Home > The WHO Foundation in global health governance: depoliticizing corporate philanthropy.

Ralston, Rob and Wagner-Rizvi, Tracey and van Schalkwyk, May Ci and Maani, Nason and Collin, Jeff (2024) The WHO Foundation in global health governance: depoliticizing corporate philanthropy. Social Science & Medicine, 344, 116515. https://doi.org/10.1016/j.socscimed.2023.116515.

External website: https://www.sciencedirect.com/science/article/pii/...

The creation of the WHO Foundation during the COVID-19 pandemic represents a significant institutional development in the politics of financing the World Health Organization (WHO). In the context of longstanding acute financial pressures, the objective of the WHO Foundation is to widen WHO's resource base by attracting philanthropic donations from the commercial sector.
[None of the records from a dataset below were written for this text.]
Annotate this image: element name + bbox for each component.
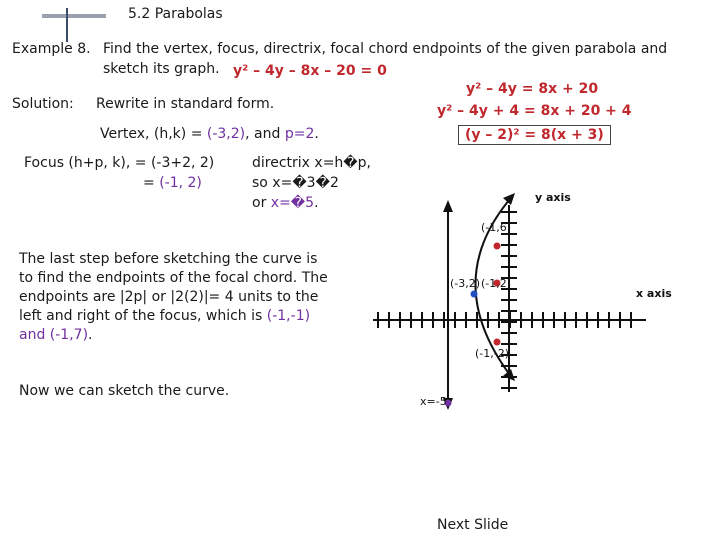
solution-step: Rewrite in standard form. (96, 96, 275, 112)
explanation-line2: to find the endpoints of the focal chord. The (19, 270, 328, 286)
directrix-label: x=-5 (420, 395, 447, 408)
focus-expr: (-3+2, 2) (150, 155, 215, 171)
point-label-focus: (-1,2) (481, 277, 512, 290)
point-label-vertex: (-3,2) (450, 277, 481, 290)
next-slide-link[interactable]: Next Slide (437, 517, 509, 533)
directrix-line2: so x=�3�2 (252, 175, 339, 191)
equation-standard-form: (y – 2)² = 8(x + 3) (458, 125, 611, 145)
page-title: 5.2 Parabolas (128, 6, 223, 22)
focal-point-top (494, 243, 501, 250)
vertex-prefix: Vertex, (h,k) = (100, 126, 207, 142)
explanation-line4-text: left and right of the focus, which is (19, 308, 267, 324)
explanation-line1: The last step before sketching the curve is (19, 251, 318, 267)
focus-prefix: Focus (h+p, k), = (24, 155, 151, 171)
explanation-pt1: (-1,-1) (266, 308, 311, 324)
explanation-end: . (88, 327, 93, 343)
point-label-bottom: (-1,-2) (475, 347, 510, 360)
example-label: Example 8. (12, 41, 91, 57)
directrix-line1: directrix x=h�p, (252, 155, 371, 171)
vertex-end: . (314, 126, 319, 142)
focus-value: (-1, 2) (159, 175, 202, 191)
vertex-mid: , and (245, 126, 285, 142)
equation-step2: y² – 4y + 4 = 8x + 20 + 4 (437, 103, 632, 119)
vertex-value: (-3,2) (206, 126, 246, 142)
vertex-p: p=2 (284, 126, 315, 142)
solution-label: Solution: (12, 96, 74, 112)
directrix-or: or (252, 195, 271, 211)
curve-arrowhead-top (503, 193, 515, 205)
directrix-arrowhead-top (443, 200, 453, 212)
example-equation: y² – 4y – 8x – 20 = 0 (233, 63, 387, 79)
focus-eq: = (143, 175, 160, 191)
point-label-top: (-1,6) (481, 221, 512, 234)
explanation-line3: endpoints are |2p| or |2(2)|= 4 units to the (19, 289, 319, 305)
directrix-value: x=�5 (270, 195, 315, 211)
vertex-point (471, 291, 478, 298)
example-text-line1: Find the vertex, focus, directrix, focal chord endpoints of the given parabola and (103, 41, 668, 57)
sketch-note: Now we can sketch the curve. (19, 383, 230, 399)
example-text-line2: sketch its graph. (103, 61, 220, 77)
y-axis-label: y axis (535, 191, 571, 204)
focal-point-bottom (494, 339, 501, 346)
directrix-end: . (314, 195, 319, 211)
explanation-pt2: and (-1,7) (19, 327, 89, 343)
equation-step1: y² – 4y = 8x + 20 (466, 81, 599, 97)
x-axis-label: x axis (636, 287, 672, 300)
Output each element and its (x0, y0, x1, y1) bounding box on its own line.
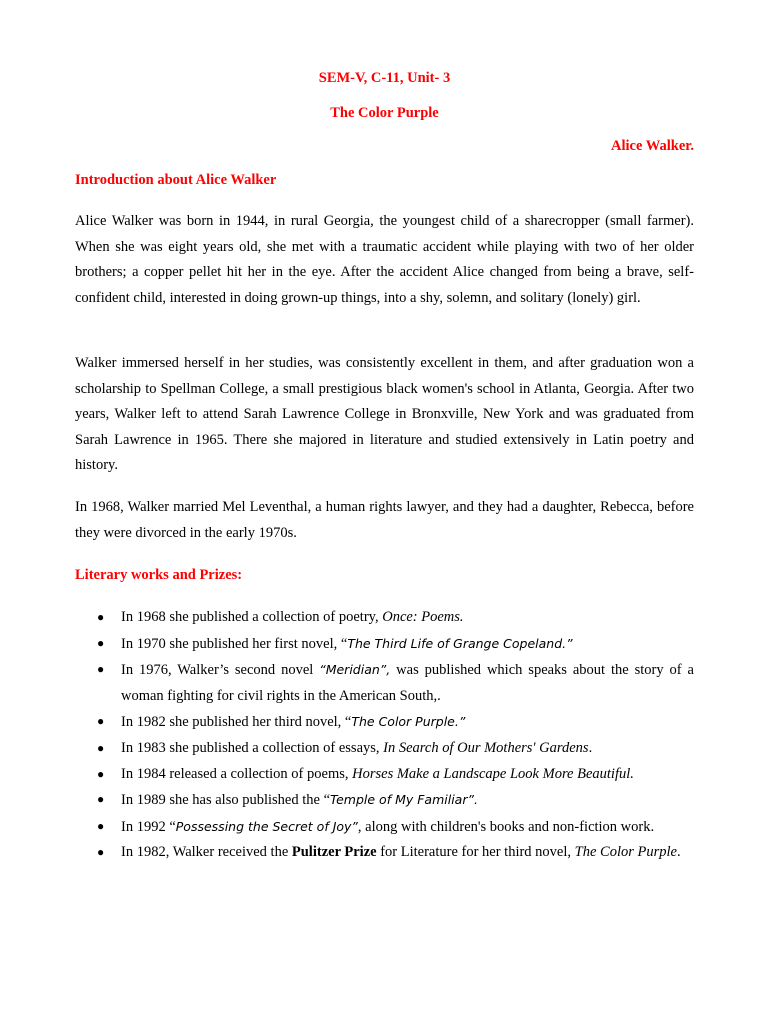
book-title: The Color Purple (330, 105, 439, 121)
intro-paragraph-1: Alice Walker was born in 1944, in rural Georgia, the youngest child of a sharecropper (small farmer). When she was eight years old, she met with a traumatic accident while playing with two of her older brothers; a copper pellet hit her in the eye. After the accident Alice changed from being a brave, self-confident child, interested in doing grown-up things, into a shy, solemn, and solitary (lonely) girl. (75, 213, 694, 306)
intro-paragraph-2: Walker immersed herself in her studies, was consistently excellent in them, and after graduation won a scholarship to Spellman College, a small prestigious black women's school in Atlanta, Georgia. After two years, Walker left to attend Sarah Lawrence College in Bronxville, New York and was graduated from Sarah Lawrence in 1965. There she majored in literature and studied extensively in Latin poetry and history. (75, 355, 694, 474)
bullet-icon: ● (97, 766, 105, 781)
author-name: Alice Walker. (611, 138, 694, 154)
list-item: ● In 1984 released a collection of poems, Horses Make a Landscape Look More Beautiful. (75, 762, 694, 788)
list-item: ● In 1976, Walker’s second novel “Meridian”, was published which speaks about the story of a woman fighting for civil rights in the American South,. (75, 657, 694, 709)
bullet-icon: ● (97, 740, 105, 755)
intro-heading: Introduction about Alice Walker (75, 172, 277, 188)
works-heading: Literary works and Prizes: (75, 567, 243, 583)
list-item: ● In 1968 she published a collection of poetry, Once: Poems. (75, 605, 694, 631)
bullet-icon: ● (97, 635, 105, 650)
bullet-icon: ● (97, 714, 105, 729)
list-item: ● In 1970 she published her first novel, “The Third Life of Grange Copeland.” (75, 631, 694, 658)
bullet-icon: ● (97, 845, 105, 860)
intro-paragraph-3: In 1968, Walker married Mel Leventhal, a human rights lawyer, and they had a daughter, Rebecca, before they were divorced in the early 1970s. (75, 499, 694, 541)
bullet-icon: ● (97, 818, 105, 833)
bullet-icon: ● (97, 792, 105, 807)
bullet-icon: ● (97, 610, 105, 624)
list-item: ● In 1982, Walker received the Pulitzer Prize for Literature for her third novel, The Color Purple. (75, 840, 694, 866)
list-item: ● In 1989 she has also published the “Temple of My Familiar”. (75, 787, 694, 814)
list-item: ● In 1982 she published her third novel, “The Color Purple.” (75, 709, 694, 736)
list-item: ● In 1983 she published a collection of essays, In Search of Our Mothers' Gardens. (75, 736, 694, 762)
bullet-icon: ● (97, 662, 105, 677)
list-item: ● In 1992 “Possessing the Secret of Joy”, along with children's books and non-fiction work. (75, 814, 694, 841)
sem-line: SEM-V, C-11, Unit- 3 (318, 70, 451, 86)
works-list (75, 605, 694, 866)
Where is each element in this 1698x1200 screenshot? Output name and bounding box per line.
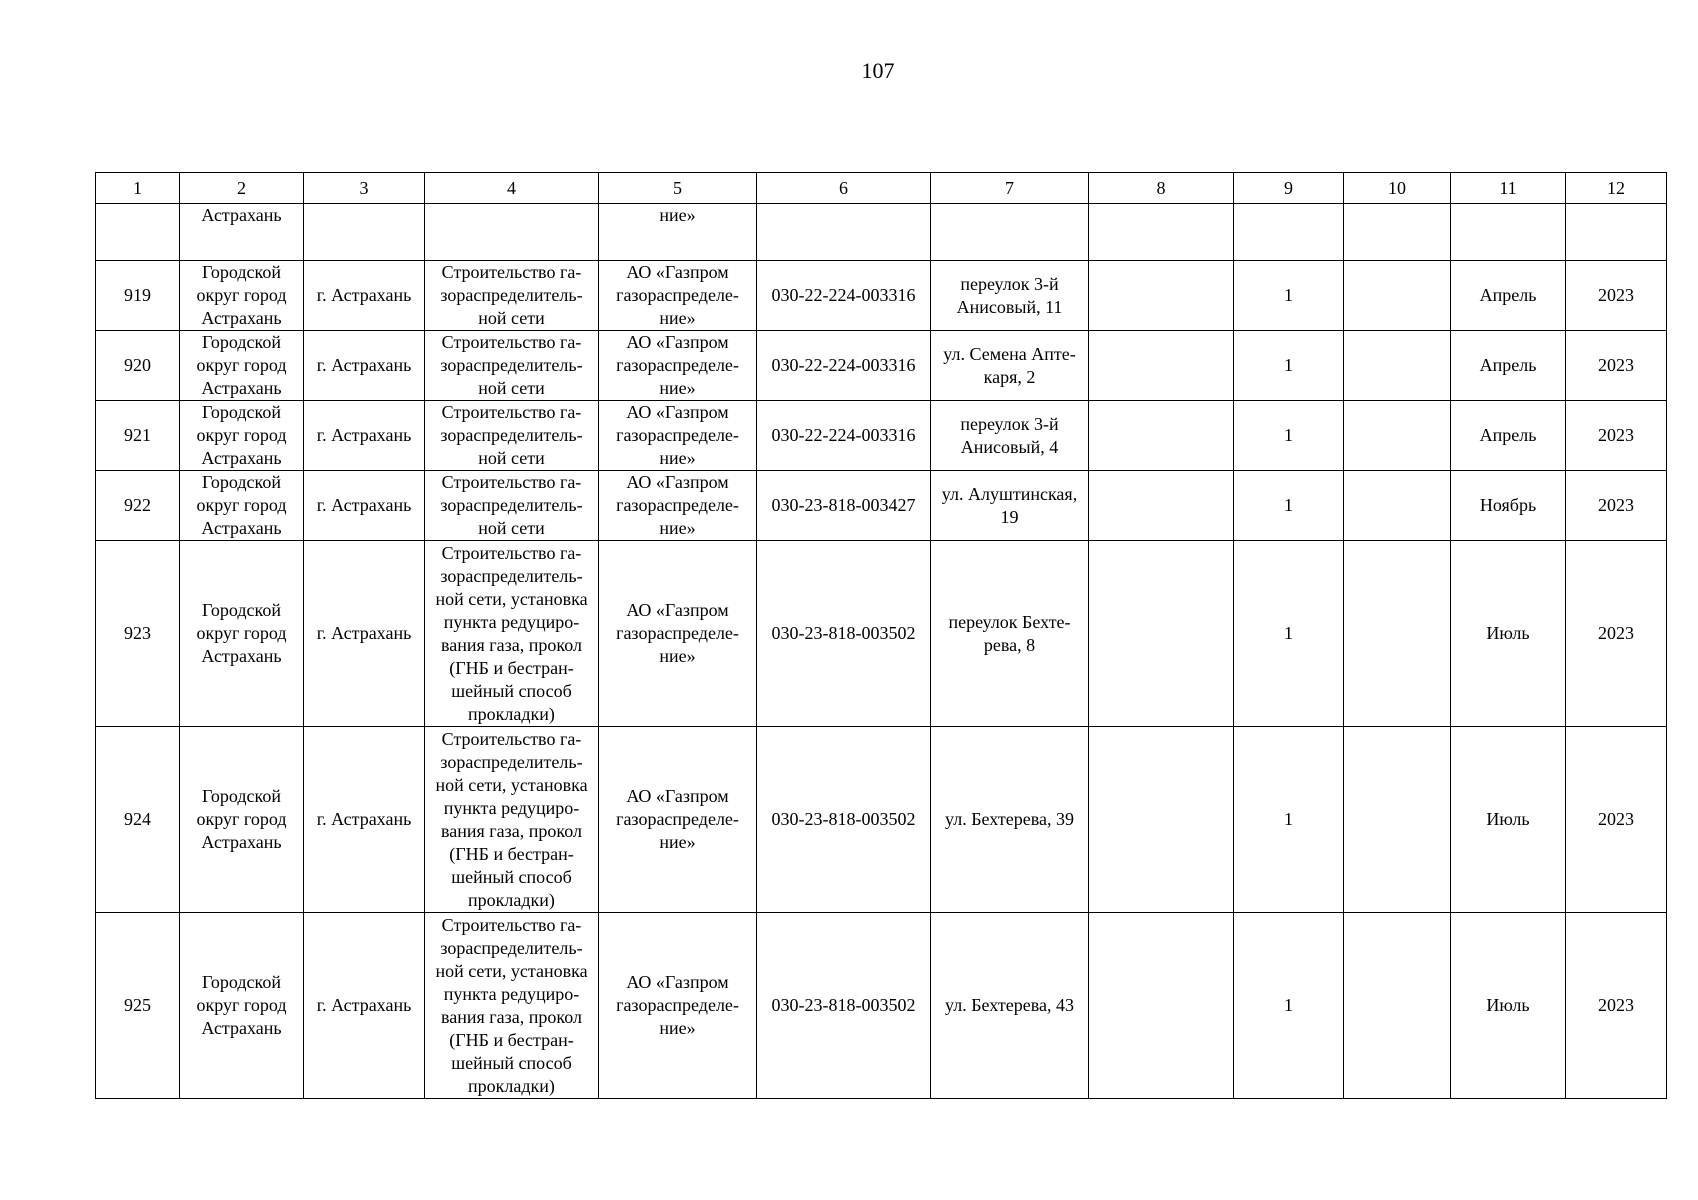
table-cell: Апрель <box>1451 331 1566 401</box>
table-cell <box>1451 204 1566 261</box>
table-row <box>96 541 1667 727</box>
table-cell: 920 <box>96 331 180 401</box>
table-cell <box>1344 204 1451 261</box>
table-cell: ул. Семена Апте- каря, 2 <box>931 331 1089 401</box>
column-header: 12 <box>1566 173 1667 204</box>
table-cell: 921 <box>96 401 180 471</box>
table-row <box>96 727 1667 913</box>
column-header: 1 <box>96 173 180 204</box>
table-cell: г. Астрахань <box>304 331 425 401</box>
table-cell: Строительство га- зораспределитель- ной сети <box>425 261 599 331</box>
table-cell: Апрель <box>1451 261 1566 331</box>
column-header: 8 <box>1089 173 1234 204</box>
data-table <box>95 172 1667 1099</box>
table-cell: 1 <box>1234 401 1344 471</box>
column-header: 6 <box>757 173 931 204</box>
table-cell <box>1089 913 1234 1099</box>
table-cell: Городской округ город Астрахань <box>180 727 304 913</box>
table-cell: 1 <box>1234 471 1344 541</box>
table-cell: 030-23-818-003502 <box>757 913 931 1099</box>
table-cell: 030-22-224-003316 <box>757 401 931 471</box>
table-cell <box>1566 204 1667 261</box>
column-header: 9 <box>1234 173 1344 204</box>
table-cell: АО «Газпром газораспределе- ние» <box>599 541 757 727</box>
table-cell <box>1344 727 1451 913</box>
table-cell: Городской округ город Астрахань <box>180 541 304 727</box>
table-cell <box>1089 204 1234 261</box>
table-cell: Городской округ город Астрахань <box>180 331 304 401</box>
table-cell: 030-22-224-003316 <box>757 331 931 401</box>
table-cell: 922 <box>96 471 180 541</box>
table-cell: 1 <box>1234 261 1344 331</box>
table-cell: 2023 <box>1566 401 1667 471</box>
table-cell: Строительство га- зораспределитель- ной сети, установка пункта редуциро- вания газа, прокол (ГНБ и бестран- шейный способ прокладки) <box>425 541 599 727</box>
header-row <box>96 173 1667 204</box>
table-cell: г. Астрахань <box>304 541 425 727</box>
table-cell: г. Астрахань <box>304 471 425 541</box>
table-cell: Строительство га- зораспределитель- ной сети <box>425 471 599 541</box>
table-cell: 030-23-818-003427 <box>757 471 931 541</box>
table-cell: Строительство га- зораспределитель- ной сети, установка пункта редуциро- вания газа, прокол (ГНБ и бестран- шейный способ прокладки) <box>425 913 599 1099</box>
table-cell: г. Астрахань <box>304 401 425 471</box>
table-cell: ние» <box>599 204 757 261</box>
table-cell <box>757 204 931 261</box>
table-cell <box>1089 401 1234 471</box>
table-cell: АО «Газпром газораспределе- ние» <box>599 471 757 541</box>
table-cell: 2023 <box>1566 541 1667 727</box>
table-cell: Городской округ город Астрахань <box>180 471 304 541</box>
table-row <box>96 913 1667 1099</box>
table-cell: 2023 <box>1566 913 1667 1099</box>
table-cell: 1 <box>1234 727 1344 913</box>
table-cell: Городской округ город Астрахань <box>180 913 304 1099</box>
table-cell <box>1089 471 1234 541</box>
table-cell: 919 <box>96 261 180 331</box>
table-row <box>96 471 1667 541</box>
table-cell: ул. Бехтерева, 43 <box>931 913 1089 1099</box>
table-row <box>96 331 1667 401</box>
table-cell: 925 <box>96 913 180 1099</box>
table-cell: 1 <box>1234 541 1344 727</box>
column-header: 7 <box>931 173 1089 204</box>
page-number: 107 <box>861 58 895 83</box>
table-cell <box>1089 727 1234 913</box>
column-header: 11 <box>1451 173 1566 204</box>
table-cell <box>1344 913 1451 1099</box>
table-cell: г. Астрахань <box>304 261 425 331</box>
table-cell: Ноябрь <box>1451 471 1566 541</box>
table-cell: 030-23-818-003502 <box>757 727 931 913</box>
table-cell: Городской округ город Астрахань <box>180 261 304 331</box>
table-cell: 2023 <box>1566 331 1667 401</box>
table-cell: Строительство га- зораспределитель- ной сети <box>425 331 599 401</box>
table-cell <box>96 204 180 261</box>
table-cell: АО «Газпром газораспределе- ние» <box>599 401 757 471</box>
table-cell: 2023 <box>1566 727 1667 913</box>
table-cell: Июль <box>1451 727 1566 913</box>
table-cell: ул. Алуштинская, 19 <box>931 471 1089 541</box>
continuation-row <box>96 204 1667 261</box>
table-cell: Строительство га- зораспределитель- ной сети <box>425 401 599 471</box>
table-cell <box>1344 471 1451 541</box>
table-cell: переулок 3-й Анисовый, 11 <box>931 261 1089 331</box>
table-cell <box>931 204 1089 261</box>
table-cell: Строительство га- зораспределитель- ной сети, установка пункта редуциро- вания газа, прокол (ГНБ и бестран- шейный способ прокладки) <box>425 727 599 913</box>
table-cell <box>1344 261 1451 331</box>
table-row <box>96 401 1667 471</box>
table-cell: Астрахань <box>180 204 304 261</box>
table-cell <box>1344 401 1451 471</box>
table-cell <box>1089 541 1234 727</box>
table-cell <box>425 204 599 261</box>
table-cell: 1 <box>1234 331 1344 401</box>
table-row <box>96 261 1667 331</box>
table-cell: г. Астрахань <box>304 913 425 1099</box>
table-cell: АО «Газпром газораспределе- ние» <box>599 331 757 401</box>
table-cell: АО «Газпром газораспределе- ние» <box>599 727 757 913</box>
table-cell: 2023 <box>1566 471 1667 541</box>
table-cell: 924 <box>96 727 180 913</box>
table-cell: г. Астрахань <box>304 727 425 913</box>
table-cell <box>1089 331 1234 401</box>
table-cell: Июль <box>1451 913 1566 1099</box>
column-header: 10 <box>1344 173 1451 204</box>
table-cell: переулок 3-й Анисовый, 4 <box>931 401 1089 471</box>
table-cell: переулок Бехте- рева, 8 <box>931 541 1089 727</box>
column-header: 5 <box>599 173 757 204</box>
table-cell: 1 <box>1234 913 1344 1099</box>
table-cell <box>1089 261 1234 331</box>
table-cell: ул. Бехтерева, 39 <box>931 727 1089 913</box>
table-cell <box>1344 541 1451 727</box>
table-cell: Апрель <box>1451 401 1566 471</box>
table-cell: Июль <box>1451 541 1566 727</box>
column-header: 2 <box>180 173 304 204</box>
column-header: 3 <box>304 173 425 204</box>
table-cell <box>1234 204 1344 261</box>
table-cell: Городской округ город Астрахань <box>180 401 304 471</box>
table-cell <box>304 204 425 261</box>
table-cell: АО «Газпром газораспределе- ние» <box>599 261 757 331</box>
table-cell: АО «Газпром газораспределе- ние» <box>599 913 757 1099</box>
table-cell: 923 <box>96 541 180 727</box>
table-cell <box>1344 331 1451 401</box>
table-cell: 030-22-224-003316 <box>757 261 931 331</box>
table-cell: 2023 <box>1566 261 1667 331</box>
column-header: 4 <box>425 173 599 204</box>
table-cell: 030-23-818-003502 <box>757 541 931 727</box>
In placing funding decisions 'at one remove' from WHO, the stated expectation is that the WHO Foundation will act as an intermediary, insulating the WHO from potential conflicts of interest and reputational risk through a combination of strategic distance from WHO and proximity with its norms and rules of engagement with non-state actors. Yet, whether this model has translated into practice remains understudied. In this article, we focus on emerging institutional practices within the WHO Foundation, highlighting a drift from its stated governance model. Based on analysis of WHO Foundation documents, we demonstrate how due diligence and transparency practices within the Foundation have been redesigned in ways that contradict or subvert its claims to applying alignment with WHO's governance norms, notably relating to its engagement with health harming industries such as alcohol and petrochemical companies. While this situation may seem paradoxical, we argue that, in placing funding decisions 'at one remove' from the formal institutions and structures of WHO, the creation of the Foundation has served to displace this issue to a more secluded arena where drifts in practice are less exposed to political oversight and scrutiny. Focusing on the discursive aspects of this process of depoliticisation, we contend that the Foundation has strategically managed 'fictional expectations' of accountable and transparent governance in order to mitigate concerns about its mandate and functions. This assessment provides new and important insights into the depoliticizing functions of the WHO Foundation and the significant implications this may have for global health governance.